Doctorate in Public Administration (DPA)


David Schultz


Jim Scheibel

Committee Member

Charles Davis



While unions have made up a significant proportion of the government workforce in all areas of employment; there has been minimal research of any kind on how unions affect government service. This lack of research is disturbing during a time when states are taking critical stands on union existence and authority. After years of shrinking unions in the private sector and growing membership in the public sector these government decisions are reversing that trend. Without research these decisions are being made without sound facts which have left constituents with limited knowledge in which to agree or disagree with those political decisions.

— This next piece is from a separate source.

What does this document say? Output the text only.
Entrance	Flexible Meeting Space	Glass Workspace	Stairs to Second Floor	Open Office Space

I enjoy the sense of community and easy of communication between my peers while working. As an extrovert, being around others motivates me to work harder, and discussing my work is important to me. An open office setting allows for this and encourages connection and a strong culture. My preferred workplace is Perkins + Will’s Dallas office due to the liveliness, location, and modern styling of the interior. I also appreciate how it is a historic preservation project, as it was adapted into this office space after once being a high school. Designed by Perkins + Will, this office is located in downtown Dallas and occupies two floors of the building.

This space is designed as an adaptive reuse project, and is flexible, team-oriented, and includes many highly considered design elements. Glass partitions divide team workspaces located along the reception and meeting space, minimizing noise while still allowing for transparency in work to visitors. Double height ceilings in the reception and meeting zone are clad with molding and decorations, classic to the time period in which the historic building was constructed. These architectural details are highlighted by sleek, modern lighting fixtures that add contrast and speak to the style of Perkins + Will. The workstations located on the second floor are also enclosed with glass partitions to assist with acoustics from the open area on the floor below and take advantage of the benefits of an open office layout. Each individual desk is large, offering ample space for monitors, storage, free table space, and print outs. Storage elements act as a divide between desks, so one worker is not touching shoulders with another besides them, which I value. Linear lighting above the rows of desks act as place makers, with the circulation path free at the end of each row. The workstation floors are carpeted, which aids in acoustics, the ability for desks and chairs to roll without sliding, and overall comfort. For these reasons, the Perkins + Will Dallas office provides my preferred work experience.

We know that unions’ increase wages, increase retention, lead to higher productivity, ensure stability during economic downturns, provide wage equity for blue collar workers to white collar workers. Also, research has consistently found that union workers are less satisfied than non-union workers yet are less likely to leave there place of employment. This contradiction also leads to many further research questions; are satisfaction surveys measuring appropriately? Or are the research studies controlling for the appropriate variables

This dissertation asked the question: Does union affiliation affect employee engagement in a public sector workforce. The researcher was able to control for job responsibilities by using a sample of Head Start employees who had identical job responsibilities but worked in organizations where the entire workforce was either union or non-union. This also controlled for the affects the union may have on an entire organization if union and non-union staff worked together and were studied in that environment.

The results show that union employees under the age of 35 show lower levels of engagement than non-union employees at a significant level. Union employees 35 years and older have the same level of engagement as their non-union age peers.

There are practical implications to the findings of this research. For management it means that in order to improve engagement of employees in a union environment who are younger, different avenues for voice may need to be developed.